Women who carry genes that predispose them to getting cancer at a young age may be passing the gene onto the next generation and causing cancers to develop at ever younger ages, a new study has found.
However, better detection methods or environmental factors may also be behind the earlier age-of-diagnosis, experts have said.
However, until now, it has not been clear whether passing the gene onto the next generation was causing a compound effect, with each generation being diagnosed with cancer earlier in life.
To find out, researchers from the University of Texas MD Anderson Cancer examined data on 106 women who had breast cancer and BRCA gene mutations and a family member in the previous generation who also had a BRCA-related cancer.
The researchers discovered that the average age of diagnosis in the older generation was 48 years, compared with 42 years in the younger generation.
The researchers also conducted mathematical modelling that included a broader range of factors and concluded that younger generations are expected to develop cancer as much as 7.9 years earlier in life than women in older generations.
“Breast and ovarian cancers in BRCA mutation carriers appeared to be diagnosed at an earlier age in later generations,” the researchers wrote in their paper, titled “Earlier Age of Onset of BRCA Mutation-Related Cancers in Subsequent Generations” and published today in the journal Cancer.
Professor Rodney Scott, a cancer expert from the University of Newcastle’s School of Biomedical Sciences and Pharmacy, said the results were interesting but that other factors may be influencing the younger age of cancer diagnosis.
“My concern is it may well be reflecting an environmental change rather than a real genetic change,” he said.
“The other major contributing factor is the fact that diseases are being diagnosed at much earlier ages now. What you may be seeing is much better detection of diseases now than in earlier generations.”
Hard to prove
Associate Professor Clare Scott, a cancer expert from the Walter and Eliza Hall Institute of Medical Research, said environmental factors and study design flaws made it hard to prove that gene mutations were causing cancer to occur earlier in subsequent generations.
“There are some limitations of the study design, alluded to by the authors, particularly that the ages of cancers in family members were provided by the study participant and were not verified by the investigators,” she said.
However, Professor Scott noted that the researcher’s conclusions echoed findings in another study published by the journal PLoS Genetics in July this year.
In practice, doctors routinely recommend screening for breast cancer from at least five to 10 years prior to the age of the earliest cancer occurring in a family, she said.
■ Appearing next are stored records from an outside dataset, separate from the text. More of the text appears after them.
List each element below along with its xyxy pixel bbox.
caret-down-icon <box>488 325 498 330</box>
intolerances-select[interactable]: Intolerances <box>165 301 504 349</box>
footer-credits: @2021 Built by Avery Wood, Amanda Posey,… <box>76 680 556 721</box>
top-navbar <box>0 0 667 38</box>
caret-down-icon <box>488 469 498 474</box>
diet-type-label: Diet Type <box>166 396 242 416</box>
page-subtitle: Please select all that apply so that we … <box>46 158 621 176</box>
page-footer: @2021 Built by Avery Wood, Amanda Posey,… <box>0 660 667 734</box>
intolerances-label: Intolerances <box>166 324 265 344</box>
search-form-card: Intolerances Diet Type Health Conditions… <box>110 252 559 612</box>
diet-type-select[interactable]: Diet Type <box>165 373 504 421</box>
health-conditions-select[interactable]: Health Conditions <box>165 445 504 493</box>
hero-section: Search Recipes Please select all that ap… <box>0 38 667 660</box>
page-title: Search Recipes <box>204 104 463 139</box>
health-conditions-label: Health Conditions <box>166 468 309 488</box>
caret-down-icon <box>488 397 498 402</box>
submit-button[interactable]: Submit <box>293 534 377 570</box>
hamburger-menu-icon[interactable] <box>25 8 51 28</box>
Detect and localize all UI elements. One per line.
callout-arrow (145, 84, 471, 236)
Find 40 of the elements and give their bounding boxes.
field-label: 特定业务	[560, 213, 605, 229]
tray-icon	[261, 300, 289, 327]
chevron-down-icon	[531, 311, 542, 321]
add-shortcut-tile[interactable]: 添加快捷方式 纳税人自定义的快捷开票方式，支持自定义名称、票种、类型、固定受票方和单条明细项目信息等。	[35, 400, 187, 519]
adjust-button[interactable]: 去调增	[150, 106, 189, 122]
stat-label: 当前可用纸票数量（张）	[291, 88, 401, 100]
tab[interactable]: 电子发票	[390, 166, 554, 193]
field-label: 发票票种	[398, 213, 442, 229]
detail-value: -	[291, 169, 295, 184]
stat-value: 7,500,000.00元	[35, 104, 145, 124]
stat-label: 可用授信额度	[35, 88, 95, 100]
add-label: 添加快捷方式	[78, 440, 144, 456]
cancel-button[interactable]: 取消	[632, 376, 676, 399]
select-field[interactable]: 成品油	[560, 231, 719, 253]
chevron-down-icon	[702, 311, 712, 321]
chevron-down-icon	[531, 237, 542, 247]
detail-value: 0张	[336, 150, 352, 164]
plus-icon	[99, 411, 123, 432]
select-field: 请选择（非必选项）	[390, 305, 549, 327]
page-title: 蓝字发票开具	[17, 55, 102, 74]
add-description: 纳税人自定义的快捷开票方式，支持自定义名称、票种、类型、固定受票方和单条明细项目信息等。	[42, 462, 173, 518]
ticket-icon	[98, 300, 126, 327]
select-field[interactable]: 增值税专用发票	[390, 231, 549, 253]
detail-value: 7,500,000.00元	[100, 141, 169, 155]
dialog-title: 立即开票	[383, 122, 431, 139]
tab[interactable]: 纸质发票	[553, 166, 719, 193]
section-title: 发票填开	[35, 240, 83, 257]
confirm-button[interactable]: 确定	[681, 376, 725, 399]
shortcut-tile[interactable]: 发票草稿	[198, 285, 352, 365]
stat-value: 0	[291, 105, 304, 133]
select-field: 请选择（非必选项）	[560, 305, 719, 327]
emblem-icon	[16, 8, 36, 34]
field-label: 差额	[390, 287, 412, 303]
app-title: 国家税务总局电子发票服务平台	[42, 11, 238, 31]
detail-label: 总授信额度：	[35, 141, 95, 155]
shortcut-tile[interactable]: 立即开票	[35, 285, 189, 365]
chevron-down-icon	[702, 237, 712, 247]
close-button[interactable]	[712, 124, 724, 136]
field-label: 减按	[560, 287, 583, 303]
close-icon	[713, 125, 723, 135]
“In fact, our routine recommendation is screening commencing from the age of 25 years, which in most cases is at least five years prior to the earliest age of breast cancer in these families, as breast cancer under the age of 30 in families with BRCA1 or BRCA2 mutations is very uncommon,” she said.
“The finding of genetic anticipation should certainly underpin these recommendations for screening to commence at the early ages described above. As screening is not currently uniformly taken up by all women at risk in these families, this information may improve the uptake of screening for breast cancer and prevention strategies for ovarian cancer.”
The University of Texas researchers behind the study published today in Cancer acknowledged that further research was needed to rule out “race, exposures, and other environmental factors, that were not available as part of our analysis.”
“Furthermore, improvements in imaging techniques, such as digital mammography and dedicated breast magnetic resonance imaging, may help diagnose [cancers] earlier in more recent generations,” they wrote.